Robert S. Beale Jr., a prominent diet doctor who treated thousands of people at his Washington weight-loss clinics, died Nov. 13 in a traffic accident in Gambrills, in Anne Arundel County. He was 62 and lived in Columbia.

Dr. Beale, a sports car enthusiast, was at the wheel of his 2004 Dodge Viper when it crossed the center line of Waugh Chapel Road and collided with a Cadillac Escalade driven by a woman from New Jersey, Anne Arundel police said. Dr. Beale was airlifted to Maryland Shock Trauma Center, where he died of his injuries, they said. No one else was seriously injured in the daytime accident, which remains under investigation.

Dr. Beale was considered a pioneer in bariatric medicine, or the specialty of treating obesity. He was known particularly for his work with black women. In 30 years as a weight-loss specialist, he saw more than 25,000 patients and claimed to have treated more black women for obesity than any other physician in the world.

His work won him legions of devoted followers, but his practice was not without problems. Several times, Dr. Beale found himself at odds with medical and legal authorities over accusations of fraud and sexual harassment.

This year, he published "The Black Diet Doctor's Solution for Black Women," written with his daughter, Lisa M. Beale. The premise of the book, and of Dr. Beale's practice in general, was that black women have special physiological, psychological and social needs that affect their ability to lose weight.

"Genetics loads the gun," Dr. Beale wrote on a Web site promoting his book, "environment pulls the trigger."

After beginning his career in Glenarden in 1971 as a family doctor, Dr. Beale noticed that many of his patients had diabetes, heart problems and other illnesses exacerbated by obesity. He decided to treat the source of his patients' ailments, his daughter said, and in 1974, began to specialize in bariatric medicine. In 1978, he opened a weight-loss clinic in Anacostia and, later, a second office in downtown Washington.

"If you went out on the streets of D.C. and asked women about weight loss," said Ronald H. Johnson, a bariatric physician practicing in Fredericksburg, "I don't think it would take long before someone mentioned the name of Dr. Robert Beale."

Robert Spencer Beale Jr. was born in Prairie View, Tex., grew up in Durham, N.C., and graduated from Phillips Academy in Andover, Mass. He received his undergraduate and medical degrees from Howard University.

In 1982, Dr. Beale, whose practice emphasized checkups at least once a week, came under investigation for collecting $744,000 in D.C. Medicaid payments in four years. In some years, he netted more than $200,000 in Medicaid when the typical D.C. physician took in $12,000. He was ordered to reimburse a "significant" but unspecified portion of his Medicaid payments.

Dr. Beale also came under scrutiny for routinely injecting his patients with phenylpropanolamine, an appetite suppressant. A medical consultant for the city said the drug had no clinical value except as a decongestant.

In 1999, Dr. Beale was found guilty in D.C. Superior Court of three counts of sexual harassment and ordered to pay $280,000 in damages to three female former employees who lost their jobs after complaining about his sexual advances. He also was ordered to pay the plaintiffs' legal fees, totaling more than $500,000.

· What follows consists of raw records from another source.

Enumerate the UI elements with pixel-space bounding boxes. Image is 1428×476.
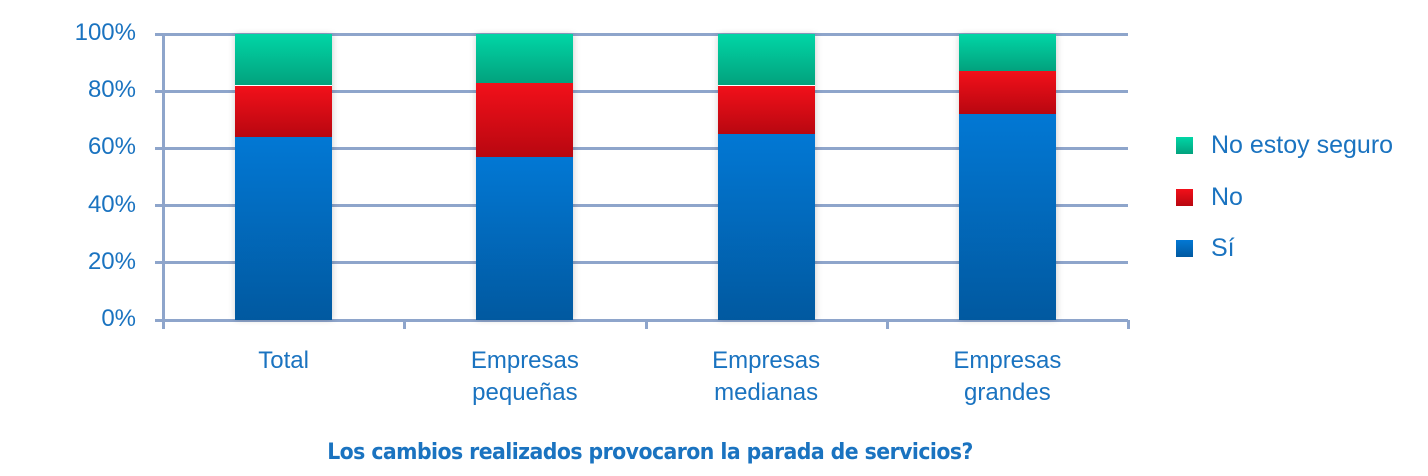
- y-tick-label: 100%: [74, 19, 136, 46]
- gridline: [155, 146, 1128, 150]
- segment-no: [476, 82, 574, 157]
- x-tick: [403, 320, 407, 329]
- segment-si: [476, 156, 574, 320]
- x-tick: [885, 320, 889, 329]
- segment-si: [235, 136, 333, 320]
- legend-item: No: [1176, 182, 1243, 212]
- segment-no-estoy-seguro: [235, 34, 333, 86]
- segment-no-estoy-seguro: [476, 34, 574, 83]
- gridline: [155, 204, 1128, 208]
- legend-label: No estoy seguro: [1211, 130, 1394, 159]
- x-tick: [162, 320, 165, 329]
- legend-label: Sí: [1211, 233, 1235, 262]
- x-tick: [644, 320, 648, 329]
- legend-swatch-icon: [1176, 136, 1193, 154]
- y-tick-label: 60%: [87, 133, 136, 161]
- x-axis-label: Empresas pequeñas: [470, 347, 579, 406]
- bar-total: [235, 34, 333, 320]
- legend-swatch-icon: [1176, 239, 1193, 257]
- chart-title: Los cambios realizados provocaron la par…: [327, 440, 973, 465]
- x-axis-label: Empresas grandes: [953, 347, 1062, 406]
- legend-item: No estoy seguro: [1176, 130, 1393, 160]
- legend-label: No: [1211, 182, 1243, 211]
- bar-empresas-grandes: [958, 34, 1056, 320]
- gridline: [155, 89, 1128, 93]
- y-tick-label: 80%: [87, 76, 136, 104]
- y-axis-line: [162, 34, 165, 329]
- y-tick-label: 0%: [101, 305, 136, 332]
- x-tick: [1127, 320, 1130, 329]
- gridline: [155, 261, 1128, 265]
- y-tick-label: 20%: [87, 247, 136, 275]
- x-axis-label: Total: [258, 347, 309, 374]
- x-axis-label: Empresas medianas: [712, 347, 821, 406]
- y-tick-label: 40%: [87, 190, 136, 218]
- segment-no-estoy-seguro: [717, 34, 815, 86]
- legend-item: Sí: [1176, 233, 1235, 263]
- segment-no: [717, 85, 815, 135]
- segment-si: [717, 134, 815, 320]
- segment-no-estoy-seguro: [958, 34, 1056, 72]
- legend-swatch-icon: [1176, 188, 1193, 206]
- bar-empresas-medianas: [717, 34, 815, 320]
- x-axis-line: [155, 318, 1128, 322]
- segment-si: [958, 114, 1056, 320]
- gridline: [155, 32, 1128, 36]
- segment-no: [235, 85, 333, 137]
- segment-no: [958, 71, 1056, 115]
- bar-empresas-pequeñas: [476, 34, 574, 320]
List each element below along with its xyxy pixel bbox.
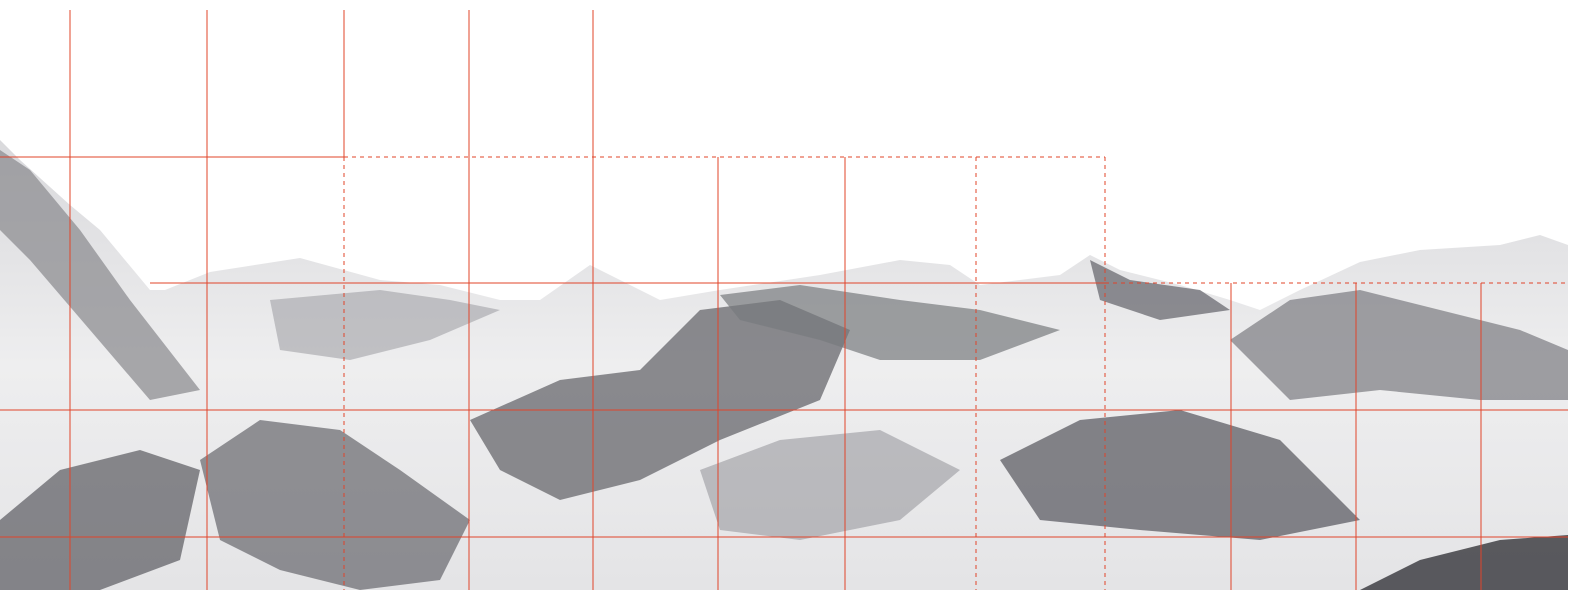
mountains: [0, 140, 1568, 590]
rock-face: [1360, 535, 1568, 590]
rock-face: [270, 290, 500, 360]
rock-face: [0, 150, 200, 400]
grid: [0, 10, 1568, 590]
rock-face: [200, 420, 470, 590]
rock-face: [470, 300, 850, 500]
rock-face: [1230, 290, 1568, 400]
rock-face: [1090, 260, 1230, 320]
rock-face: [720, 285, 1060, 360]
rock-face: [700, 430, 960, 540]
rock-face: [1000, 410, 1360, 540]
rock-face: [0, 450, 200, 590]
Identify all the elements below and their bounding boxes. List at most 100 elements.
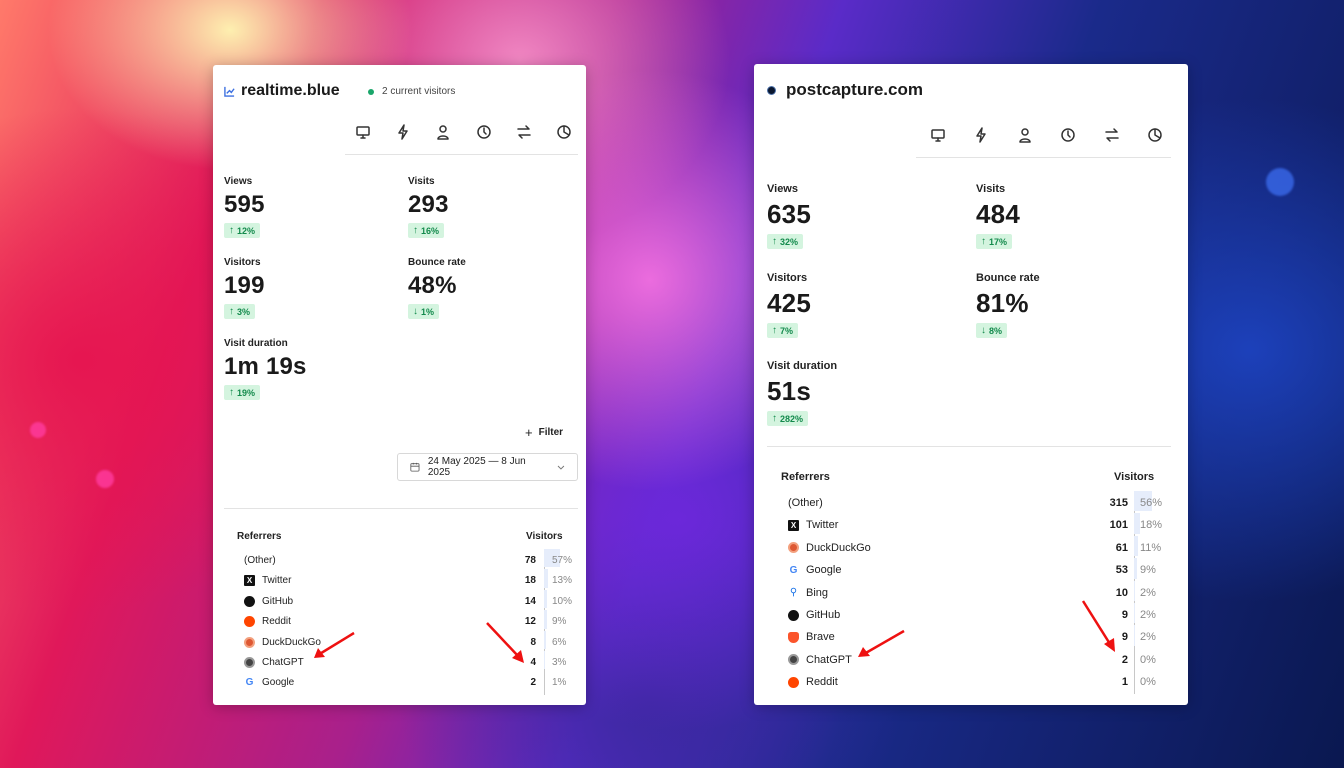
referrer-count: 315 xyxy=(1109,497,1128,509)
breakdown-tab[interactable] xyxy=(553,121,575,143)
referrer-count: 9 xyxy=(1121,609,1128,621)
annotation-arrow xyxy=(314,631,355,658)
arrow-down-icon: ↓ xyxy=(413,306,418,317)
share-bar xyxy=(1134,580,1135,601)
referrer-count: 8 xyxy=(530,636,536,648)
monitor-icon xyxy=(356,126,370,139)
share-bar xyxy=(544,630,546,649)
metric-visitors[interactable]: Visitors 199 ↑ 3% xyxy=(224,257,265,319)
referrer-count: 18 xyxy=(524,575,536,587)
events-tab[interactable] xyxy=(970,124,992,146)
arrow-up-icon: ↑ xyxy=(229,225,234,236)
events-tab[interactable] xyxy=(392,121,414,143)
metric-label: Visitors xyxy=(224,257,261,268)
referrer-count: 1 xyxy=(1121,676,1128,689)
current-visitors-text: 2 current visitors xyxy=(382,86,456,97)
referrer-name: (Other) xyxy=(244,555,276,566)
metric-visits[interactable]: Visits 293 ↑ 16% xyxy=(408,176,449,238)
change-badge: ↑ 282% xyxy=(767,411,809,426)
share-bar xyxy=(544,569,548,588)
change-value: 282% xyxy=(780,413,804,424)
referrer-percent: 0% xyxy=(1140,653,1156,666)
bing-icon: ⚲ xyxy=(789,587,798,599)
change-value: 17% xyxy=(989,236,1008,247)
change-value: 8% xyxy=(989,325,1003,336)
change-value: 12% xyxy=(237,225,256,236)
referrer-row[interactable]: ChatGPT 2 0% xyxy=(788,654,1168,666)
referrer-count: 53 xyxy=(1115,564,1128,577)
metric-visitors[interactable]: Visitors 425 ↑ 7% xyxy=(767,272,811,338)
visitors-tab[interactable] xyxy=(1014,124,1036,146)
metric-visit-duration[interactable]: Visit duration 1m 19s ↑ 19% xyxy=(224,338,307,400)
referrer-percent: 57% xyxy=(552,555,573,566)
metric-label: Visits xyxy=(408,176,435,187)
change-value: 7% xyxy=(780,325,794,336)
referrer-name: Reddit xyxy=(806,676,838,689)
referrer-row[interactable]: ⚲ Bing 10 2% xyxy=(788,587,1168,599)
metric-label: Visit duration xyxy=(224,338,288,349)
site-title[interactable]: realtime.blue xyxy=(224,82,340,100)
referrer-count: 14 xyxy=(524,595,536,607)
change-badge: ↑ 19% xyxy=(224,385,261,400)
analytics-card-realtime-blue: realtime.blue 2 current visitors Views 5… xyxy=(213,65,586,705)
metric-label: Visitors xyxy=(767,272,808,284)
referrer-name: GitHub xyxy=(806,609,841,621)
swap-icon xyxy=(517,125,531,139)
metric-views[interactable]: Views 595 ↑ 12% xyxy=(224,176,265,238)
metric-value: 595 xyxy=(224,191,265,218)
referrer-name: ChatGPT xyxy=(262,657,304,668)
change-value: 16% xyxy=(421,225,440,236)
github-icon xyxy=(244,595,255,607)
user-icon xyxy=(1019,128,1031,143)
referrer-percent: 0% xyxy=(1140,676,1156,689)
referrers-tab[interactable] xyxy=(1101,124,1123,146)
change-badge: ↑ 7% xyxy=(767,323,799,338)
change-badge: ↓ 1% xyxy=(408,304,440,319)
change-badge: ↓ 8% xyxy=(976,323,1008,338)
referrer-row[interactable]: G Google 53 9% xyxy=(788,564,1168,576)
metric-visits[interactable]: Visits 484 ↑ 17% xyxy=(976,183,1020,249)
referrer-percent: 2% xyxy=(1140,609,1156,621)
devices-tab[interactable] xyxy=(352,121,374,143)
filter-button[interactable]: + Filter xyxy=(525,425,563,440)
metric-bounce-rate[interactable]: Bounce rate 48% ↓ 1% xyxy=(408,257,466,319)
calendar-icon xyxy=(410,462,420,472)
referrer-row[interactable]: Brave 9 2% xyxy=(788,631,1168,643)
visitors-tab[interactable] xyxy=(432,121,454,143)
time-tab[interactable] xyxy=(473,121,495,143)
share-bar xyxy=(544,589,547,609)
referrer-row[interactable]: GitHub 14 10% xyxy=(244,595,574,607)
share-bar xyxy=(1134,625,1135,646)
referrer-row[interactable]: (Other) 78 57% xyxy=(244,555,574,566)
visitors-header: Visitors xyxy=(1114,471,1155,483)
annotation-arrow xyxy=(486,622,524,663)
google-icon: G xyxy=(789,564,798,576)
referrer-row[interactable]: X Twitter 18 13% xyxy=(244,575,574,587)
clock-icon xyxy=(1061,128,1075,142)
monitor-icon xyxy=(931,129,945,142)
devices-tab[interactable] xyxy=(927,124,949,146)
metric-views[interactable]: Views 635 ↑ 32% xyxy=(767,183,811,249)
github-icon xyxy=(788,609,799,621)
site-title[interactable]: postcapture.com xyxy=(767,80,923,100)
referrer-row[interactable]: GitHub 9 2% xyxy=(788,609,1168,621)
referrer-row[interactable]: DuckDuckGo 8 6% xyxy=(244,636,574,648)
time-tab[interactable] xyxy=(1057,124,1079,146)
arrow-up-icon: ↑ xyxy=(229,306,234,317)
referrer-row[interactable]: X Twitter 101 18% xyxy=(788,519,1168,531)
referrer-row[interactable]: (Other) 315 56% xyxy=(788,497,1168,509)
referrer-row[interactable]: G Google 2 1% xyxy=(244,677,574,688)
view-toolbar xyxy=(345,121,578,155)
referrer-row[interactable]: ChatGPT 4 3% xyxy=(244,657,574,668)
duckduckgo-icon xyxy=(788,542,799,554)
referrer-row[interactable]: Reddit 12 9% xyxy=(244,616,574,628)
metric-visit-duration[interactable]: Visit duration 51s ↑ 282% xyxy=(767,360,837,426)
metric-bounce-rate[interactable]: Bounce rate 81% ↓ 8% xyxy=(976,272,1040,338)
date-range-picker[interactable]: 24 May 2025 — 8 Jun 2025 xyxy=(397,453,578,481)
referrer-row[interactable]: Reddit 1 0% xyxy=(788,676,1168,688)
referrers-tab[interactable] xyxy=(513,121,535,143)
current-visitors[interactable]: 2 current visitors xyxy=(368,86,455,97)
bolt-icon xyxy=(398,124,408,140)
breakdown-tab[interactable] xyxy=(1144,124,1166,146)
referrer-row[interactable]: DuckDuckGo 61 11% xyxy=(788,542,1168,554)
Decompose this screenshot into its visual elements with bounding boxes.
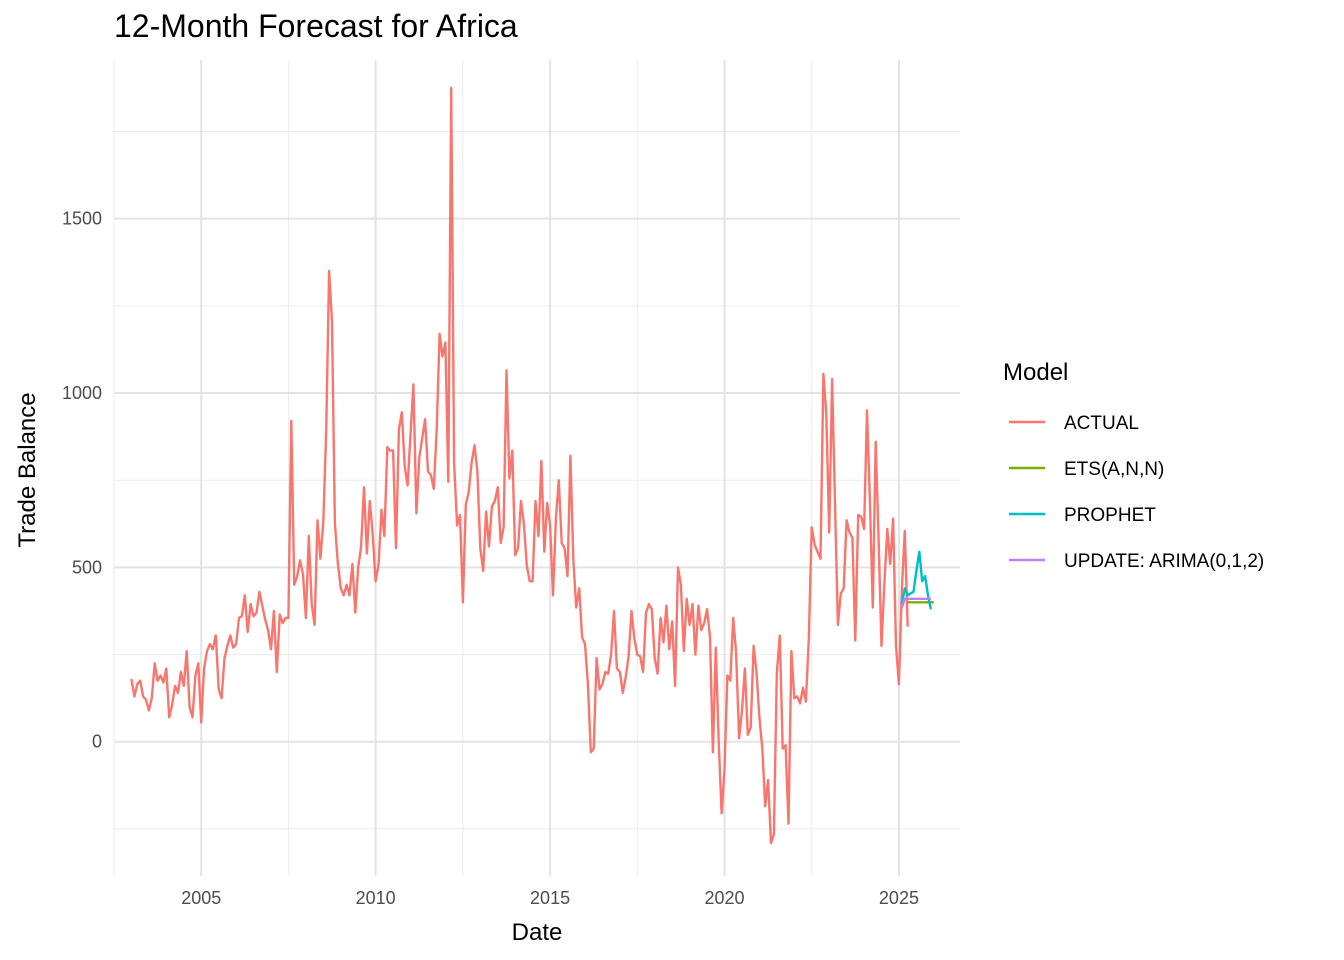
y-tick-label: 1000 bbox=[62, 383, 102, 403]
series-lines bbox=[130, 86, 934, 845]
grid bbox=[113, 60, 960, 876]
y-tick-label: 500 bbox=[72, 557, 102, 577]
y-tick-label: 0 bbox=[92, 732, 102, 752]
y-tick-labels: 0 500 1000 1500 bbox=[62, 209, 102, 752]
legend-label: ACTUAL bbox=[1064, 413, 1139, 434]
x-tick-label: 2020 bbox=[704, 888, 744, 908]
x-axis-title: Date bbox=[512, 919, 563, 946]
x-tick-labels: 2005 2010 2015 2020 2025 bbox=[181, 888, 919, 908]
x-tick-label: 2015 bbox=[530, 888, 570, 908]
x-tick-label: 2005 bbox=[181, 888, 221, 908]
series-line-update-arima-0-1-2 bbox=[900, 597, 931, 608]
series-line-actual bbox=[130, 86, 909, 845]
legend-title: Model bbox=[1003, 359, 1068, 386]
legend-label: PROPHET bbox=[1064, 505, 1156, 526]
legend: Model ACTUAL ETS(A,N,N) PROPHET UPDATE: ARI… bbox=[1003, 359, 1264, 572]
legend-label: ETS(A,N,N) bbox=[1064, 459, 1164, 480]
y-axis-title: Trade Balance bbox=[14, 392, 41, 547]
series-line-prophet bbox=[900, 550, 933, 610]
legend-label: UPDATE: ARIMA(0,1,2) bbox=[1064, 551, 1264, 572]
y-tick-label: 1500 bbox=[62, 209, 102, 229]
x-tick-label: 2010 bbox=[356, 888, 396, 908]
x-tick-label: 2025 bbox=[879, 888, 919, 908]
chart-title: 12-Month Forecast for Africa bbox=[114, 8, 518, 44]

Nonetheless, Dr. Beale's medical license was not suspended, and when the diet drug combination "fen-phen" -- later linked with several deaths -- was introduced in the 1990s, he refused to prescribe it.

"Bob was way ahead of the curve when fen-phen came on the market," said Johnson, the bariatric doctor. "He said, 'Stay a country mile away from it.' "

Dr. Beale was a member of the American Society of Bariatric Physicians, the American Medical Association, the National Medical Association, Omega Psi Phi fraternity and First Baptist Church of Guilford in Columbia.

He owned many high-performance automobiles through the years, including the 500-horsepower Dodge Viper, and enjoyed racing them at Summit Point Raceway near Charles Town, W.Va. He was a member of the Ferrari Club of North America and owned a $200,000 Ferrari 360 Modena, capable of reaching 190 mph.

Survivors include his wife of 42 years, Marilyn T. Beale of Columbia; two daughters, Lisa M. Beale of Washington and Vicki Beale of Columbia; and his father, Dr. Robert S. Beale Sr. of Glenarden.

Lisa Beale said she plans to keep her father's clinics open and "continue the legacy of the work he has done."

Robert S. Beale Jr. was known for his treatment of black women.